Clifford was awarded his second Michelin star at Midsummer House in the 2005 list. It was the only new restaurant to earn a second Michelin star that year, and became one of eleven restaurants in the UK and Ireland to be at that level of the Michelin Guide's scheme.

He opened a gastropub called "The Headley" in Great Warley, Essex, in May 2007. He acted as chef patron to the new venture, and hired Scott Wade as head chef to take charge of the day-to-day running of the pub to enable Clifford to continue working at Midsummer House.

His main course of chicken and a sweetcorn egg accompanied by spinach with bacon and peas was the winning main course for the banquet in the 2012 series of the BBC television show the Great British Menu. He sees his television work as a good source of publicity, but prefers to concentrate on working in the kitchen. He was also one of a number of chefs scheduled to cook at a pop-up restaurant entitled The Cube on London's South Bank during the summer in 2012.

On 5 October 2015 Clifford was awarded the Chefs Chef of the Year at the 2015/16 AA awards held at the Grosvenor House Hotel. He was praised for turning Midsummer House into one of the country's finest restaurants, while being an "inspiration to so many chefs at all levels".

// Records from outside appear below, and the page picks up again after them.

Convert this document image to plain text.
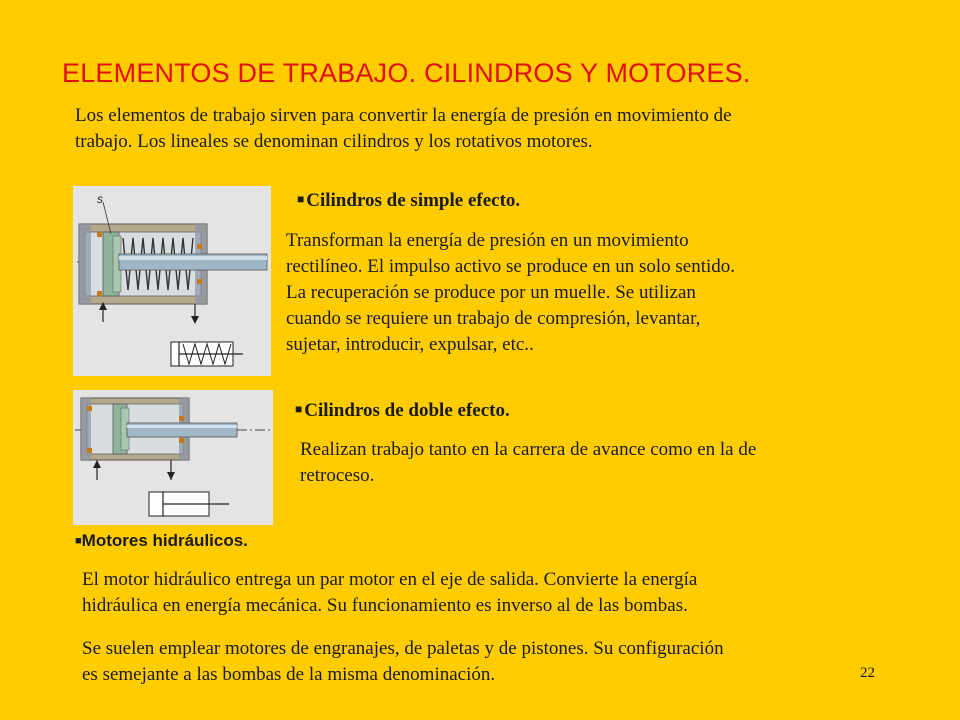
ELEMENTOS DE TRABAJO. CILINDROS Y MOTORES.
Los elementos de trabajo sirven para convertir la energía de presión en movimiento de
trabajo. Los lineales se denominan cilindros y los rotativos motores.
s	■ Cilindros de simple efecto.
Transforman la energía de presión en un movimiento
rectilíneo. El impulso activo se produce en un solo sentido.
La recuperación se produce por un muelle. Se utilizan
cuando se requiere un trabajo de compresión, levantar,
sujetar, introducir, expulsar, etc..
■ Cilindros de doble efecto.
Realizan trabajo tanto en la carrera de avance como en la de
retroceso.
■Motores hidráulicos.
El motor hidráulico entrega un par motor en el eje de salida. Convierte la energía
hidráulica en energía mecánica. Su funcionamiento es inverso al de las bombas.
Se suelen emplear motores de engranajes, de paletas y de pistones. Su configuración
es semejante a las bombas de la misma denominación.	22
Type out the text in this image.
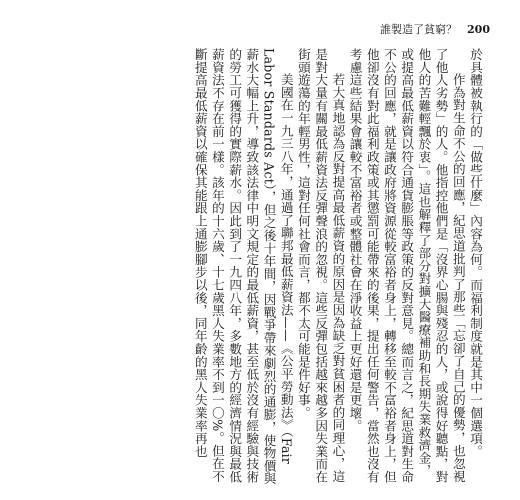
誰製造了貧窮？ 200

於具體被執行的「做些什麼」內容為何。而福利制度就是其中一個選項。

作為對生命不公的回應，紀思道批判了那些「忘卻了自己的優勢，也忽視了他人劣勢」的人。他指控他們是「沒界心腸與殘忍的人，或說得好聽點，對他人的苦難輕飄於衷」。這也解釋了部分對擴大醫療補助和長期失業救濟金，或提高最低薪資以符合通貨膨脹等政策的反對意見。總而言之，紀思道對生命不公的回應，就是讓政府將資源從較富裕者身上，轉移至較不富裕者身上，但他卻沒有對此福利政策或其懲罰可能帶來的後果，提出任何警告，當然也沒有考慮這些結果會讓較不富裕者或整體社會在淨收益上更好還是更壞。

若大真地認為反對提高最低薪資的原因是因為缺乏對貧困者的同理心，這是對大量有關最低薪資法反彈聲浪的忽視。這些反彈包括越來越多因失業而在街頭遊蕩的年輕男性，這對任何社會而言，都不太可能是件好事。

美國在一九三八年，通過了聯邦最低薪資法——《公平勞動法》（Fair Labor Standards Act），但之後十年間，因戰爭帶來劇烈的通膨，使物價與薪水大幅上升，導致該法律中明文規定的最低薪資，甚至低於沒有經驗與技術的勞工可獲得的實際薪水。因此到了一九四八年，多數地方的經濟情況與最低薪資法不存在前一樣。該年的十六歲、十七歲黑人失業率不到一〇%。但在不斷提高最低薪資以確保其能跟上通膨腳步以後，同年齡的黑人失業率再也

As of 2020, Daniel Clifford changed the menu at his restaurant, removing all plant-based options and ceasing to cater but for a handful of dietary restrictions. The chef said this would allow his team to work more efficiently, and focus on executing dishes to perfection.

In 2021, the chef was a co-host on The Staff Canteen's Grilled podcast. In one episode featuring his fellow Great British Menu contestant, chef owner of Michelin-starred Loch Bay Restaurant on the Isle of Skye, Michael Smith, the chefs discussed the price of fine-dining food, arguing that the cost of ingredients and staff justifies the high cost. Comparatively, he said that a meal at Salt Bae's London restaurant, Nusr-Et, where it costs £630 for a steak, is not good value for money, calling chef and restaurateur Nusret Gökçe 'Mickey Mouse.'

==Influences==
He credits Heston Blumenthal and Ferran Adrià as influences, and experiments with molecular gastronomy, leading to his restaurant Midsummer House being nicknamed "The Fat Duckling" after Blumenthal's The Fat Duck. He also forages for ingredients.

He also credits his time spent in France with chef Jean Bardet as teaching him the value of quality ingredients, and seeing foie gras in a different light.